As the coup turns
Padre Fausto, whom I’ve written on before, runs a training center for health workers in San Juan de Opoa, Copán. Hard to say that it’s unconnected to the Padre’s outspoken criticism of the coup that the center was searched by police yesterday “looking for weapons.” No one, so far, is reported hurt or arrested, but the clinic is “under surveillence and being investigated.” For what… helping people resist diseases?
Earlier today (er, Thursday), CIPOL (“Plan Colombia and Beyond”) wrote “A general strike has closed schools and hospitals and blocked roads. President Zelaya is talking about crossing the border from Nicaragua as early as today.”
The Micheletti regime has definitely broken off all hopes of a negotiated settlement. I never thought the Micheletti gang saw the Costa Rican talks as anything more than a means to buy time to consolidate their position.

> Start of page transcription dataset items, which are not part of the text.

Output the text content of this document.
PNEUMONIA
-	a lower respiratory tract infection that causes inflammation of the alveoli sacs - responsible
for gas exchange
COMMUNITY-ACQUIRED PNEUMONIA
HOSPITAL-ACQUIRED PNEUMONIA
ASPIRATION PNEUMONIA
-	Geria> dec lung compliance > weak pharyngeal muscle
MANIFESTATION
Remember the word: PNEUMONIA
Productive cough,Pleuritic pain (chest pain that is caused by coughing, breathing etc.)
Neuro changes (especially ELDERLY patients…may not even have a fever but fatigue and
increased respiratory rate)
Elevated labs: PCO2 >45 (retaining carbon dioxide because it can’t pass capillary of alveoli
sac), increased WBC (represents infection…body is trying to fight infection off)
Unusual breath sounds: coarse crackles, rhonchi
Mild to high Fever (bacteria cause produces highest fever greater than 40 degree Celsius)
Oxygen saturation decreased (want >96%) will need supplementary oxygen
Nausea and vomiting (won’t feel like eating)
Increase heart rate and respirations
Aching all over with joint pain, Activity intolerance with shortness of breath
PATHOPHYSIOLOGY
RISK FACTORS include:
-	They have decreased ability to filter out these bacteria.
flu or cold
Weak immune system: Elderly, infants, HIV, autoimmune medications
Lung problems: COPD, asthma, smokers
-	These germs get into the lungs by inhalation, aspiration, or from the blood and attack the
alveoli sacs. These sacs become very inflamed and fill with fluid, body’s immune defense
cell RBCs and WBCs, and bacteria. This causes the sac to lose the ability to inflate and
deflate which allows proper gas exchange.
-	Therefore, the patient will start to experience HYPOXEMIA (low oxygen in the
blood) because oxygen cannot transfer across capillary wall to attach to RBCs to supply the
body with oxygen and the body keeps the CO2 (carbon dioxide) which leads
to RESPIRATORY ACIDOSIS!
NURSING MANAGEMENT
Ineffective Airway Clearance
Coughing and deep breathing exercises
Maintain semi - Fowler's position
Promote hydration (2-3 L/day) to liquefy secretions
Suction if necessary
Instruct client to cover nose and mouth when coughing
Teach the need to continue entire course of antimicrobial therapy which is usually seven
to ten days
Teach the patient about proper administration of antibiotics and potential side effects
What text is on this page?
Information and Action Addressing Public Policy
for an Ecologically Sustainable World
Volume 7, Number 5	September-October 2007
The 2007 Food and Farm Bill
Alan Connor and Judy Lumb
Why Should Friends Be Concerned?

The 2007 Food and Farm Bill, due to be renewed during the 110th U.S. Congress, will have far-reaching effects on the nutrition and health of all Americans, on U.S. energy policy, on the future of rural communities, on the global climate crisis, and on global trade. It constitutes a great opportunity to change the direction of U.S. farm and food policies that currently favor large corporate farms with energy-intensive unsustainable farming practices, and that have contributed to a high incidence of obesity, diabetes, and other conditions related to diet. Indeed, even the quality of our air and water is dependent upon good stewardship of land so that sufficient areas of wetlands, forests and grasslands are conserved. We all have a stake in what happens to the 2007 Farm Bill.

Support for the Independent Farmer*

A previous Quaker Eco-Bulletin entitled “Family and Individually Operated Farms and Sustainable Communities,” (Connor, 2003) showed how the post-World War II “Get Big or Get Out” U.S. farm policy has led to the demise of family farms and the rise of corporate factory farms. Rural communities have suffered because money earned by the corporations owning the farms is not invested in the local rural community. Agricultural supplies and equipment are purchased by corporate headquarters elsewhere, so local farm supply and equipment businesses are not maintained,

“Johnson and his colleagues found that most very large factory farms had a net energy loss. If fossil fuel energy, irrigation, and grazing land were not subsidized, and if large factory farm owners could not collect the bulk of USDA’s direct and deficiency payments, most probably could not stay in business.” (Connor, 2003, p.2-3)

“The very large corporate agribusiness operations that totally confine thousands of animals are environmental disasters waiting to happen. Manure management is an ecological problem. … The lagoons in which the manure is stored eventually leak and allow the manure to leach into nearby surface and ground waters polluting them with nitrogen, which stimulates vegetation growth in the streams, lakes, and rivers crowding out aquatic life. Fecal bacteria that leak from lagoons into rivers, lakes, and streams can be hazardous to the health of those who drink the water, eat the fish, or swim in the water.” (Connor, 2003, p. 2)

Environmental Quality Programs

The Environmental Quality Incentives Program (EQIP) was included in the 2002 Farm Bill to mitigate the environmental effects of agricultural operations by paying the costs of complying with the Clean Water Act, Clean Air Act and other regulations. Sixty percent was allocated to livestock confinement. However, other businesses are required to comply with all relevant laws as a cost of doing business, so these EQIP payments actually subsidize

With even The Economist — and one can’t get more mainstream conservative that that — weighing in on the stupidity and futility of allowing the farcical “de facto regime” to stay — the Micheletti gang is more and more isolated. When the regime claimed support by one key regional leader (Alvaro Uribe, the Colombian President who sucessfully changed, possibly by fraud, his nation’ s constitution to allow him a second term, and is now pushing for infinite re-election) the is, in fact, no foreign support for Micheletti outside the far right, mostly among Latin exile circles in the United States and well-heeled expats within Honduras.
With President Zelaya expected to return to Honduras today or tomorrow,what happens next is anyone’s guess.